Il semblait incapable de garder des amitiés et se posait souvent en victime, disant que les gens l'ignoraient constamment. Il n'y a pas longtemps, j'ai vécu sa première crise de colère. Il avait traversé quelques situations stressantes, et j'avais essayé de le soutenir. Un an plus tard, j'avais mes propres priorités et stress à gérer, donc j'ai dû me concentrer sur ma propre vie. Il s'est emporté contre moi, a minimisé ce que je vivais et a fait une crise. Quand il a réalisé qu'il avait tort, il a blâmé son traumatisme et ses problèmes de santé mentale.

J'ai repensé à cette amitié et je me suis senti idiot d'avoir accepté cela alors que mon instinct m'avait toujours dit que quelque chose clochait. J'ai accepté ses excuses et j'ai progressivement cessé de répondre aussi souvent, espérant qu'il comprendrait, mais j'ai finalement dû l'ignorer complètement. Je me sens mal, mais en même temps, c'est comme si un poids avait été levé. Comment surmonter ce sentiment ?

Je me demande quand nous avons commencé à appeler "en avoir assez de quelqu'un" "ghosting". Cela déplace entièrement l'attention sur la personne qui le fait, plutôt que sur la raison derrière. Je pense que tu te sens mal parce que tu es sensible. Mais tout comme nous ne continuerions pas à nous mettre dans des situations qui nous nuisent, nous devrions être prudents avec les personnes qui font de même.

Noel Bell, psychothérapeute accrédité par l'UKCP, a pensé que tu étais "très conscient de toi-même et émotionnellement honnête pour réfléchir à ce 'sentiment de malaise' et le reconnaître pour ce qu'il était vraiment. Quand nous ressentons une réaction physique négative aussi forte envers quelqu'un, cela pourrait être notre intuition qui essaie de nous dire quelque chose. Se pourrait-il que ton empathie et ta compassion aient fini par l'emporter sur tes inquiétudes ? Les personnes compatissantes peuvent souvent confondre le souci sain des autres avec la tolérance d'un comportement toxique."

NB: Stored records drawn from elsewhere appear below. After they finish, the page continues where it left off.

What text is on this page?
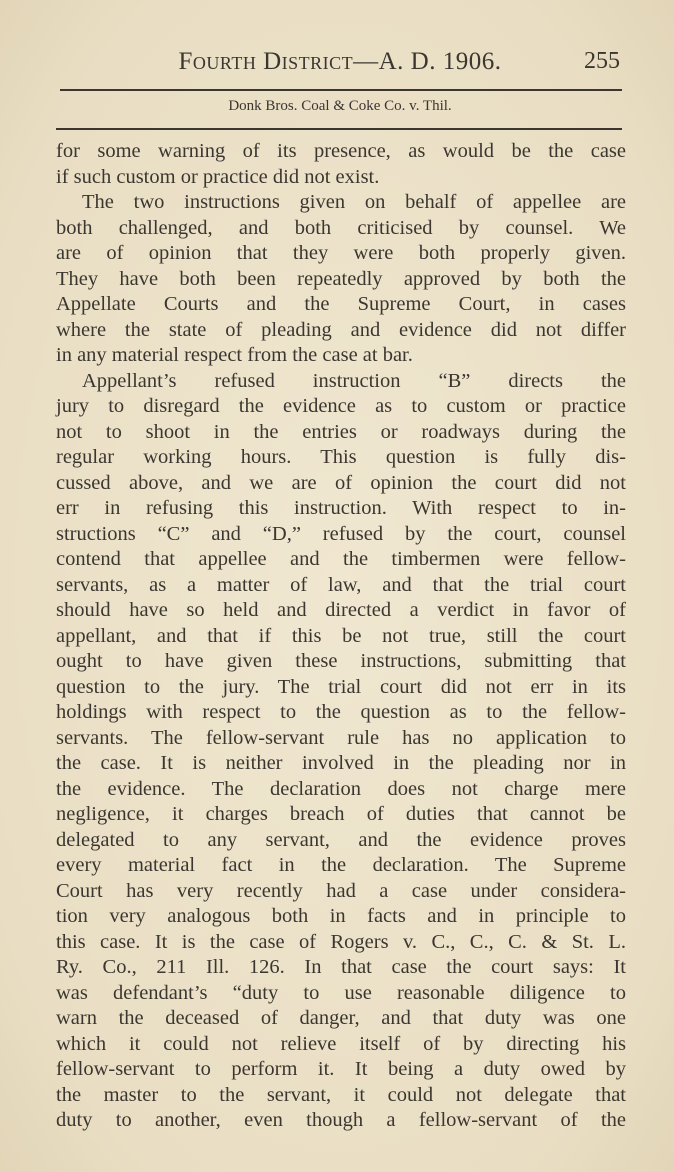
Fourth District—A. D. 1906.	255
Donk Bros. Coal & Coke Co. v. Thil.
for some warning of its presence, as would be the case
if such custom or practice did not exist.
The two instructions given on behalf of appellee are
both challenged, and both criticised by counsel. We
are of opinion that they were both properly given.
They have both been repeatedly approved by both the
Appellate Courts and the Supreme Court, in cases
where the state of pleading and evidence did not differ
in any material respect from the case at bar.
Appellant’s refused instruction “B” directs the
jury to disregard the evidence as to custom or practice
not to shoot in the entries or roadways during the
regular working hours. This question is fully dis-
cussed above, and we are of opinion the court did not
err in refusing this instruction. With respect to in-
structions “C” and “D,” refused by the court, counsel
contend that appellee and the timbermen were fellow-
servants, as a matter of law, and that the trial court
should have so held and directed a verdict in favor of
appellant, and that if this be not true, still the court
ought to have given these instructions, submitting that
question to the jury. The trial court did not err in its
holdings with respect to the question as to the fellow-
servants. The fellow-servant rule has no application to
the case. It is neither involved in the pleading nor in
the evidence. The declaration does not charge mere
negligence, it charges breach of duties that cannot be
delegated to any servant, and the evidence proves
every material fact in the declaration. The Supreme
Court has very recently had a case under considera-
tion very analogous both in facts and in principle to
this case. It is the case of Rogers v. C., C., C. & St. L.
Ry. Co., 211 Ill. 126. In that case the court says: It
was defendant’s “duty to use reasonable diligence to
warn the deceased of danger, and that duty was one
which it could not relieve itself of by directing his
fellow-servant to perform it. It being a duty owed by
the master to the servant, it could not delegate that
duty to another, even though a fellow-servant of the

La colère est une émotion saine. Elle est là pour nous dire qu'une limite a été franchie.

Je compatis avec ton ami et quiconque a vécu un traumatisme dans l'enfance et a des problèmes de santé mentale, mais en tant qu'adultes, nous devons assumer la responsabilité de notre comportement. "Avoir des problèmes", dit Bell, "ne donne pas aux gens un laissez-passer pour maltraiter ou abuser des autres. Quand ton ami a dit que sa crise n'était 'pas personnelle', il essayait d'effacer l'impact de ses actions sur toi."

Je pense que tu as donné une très bonne chance à cet ami, mais comme l'explique Bell : "Souviens-toi qu'une amitié devient effectivement un rôle de soignant insoutenable quand une personne est obligée de négliger ses propres besoins émotionnels, priorités de vie et bien-être juste pour maintenir l'autre personne stable."

Bell pensait – et je suis d'accord – que tu n'avais pas d'autre choix que de t'éloigner. "Finalement", a-t-il dit, "tu l'as ghosté parce que l'approche compatissante avait échoué."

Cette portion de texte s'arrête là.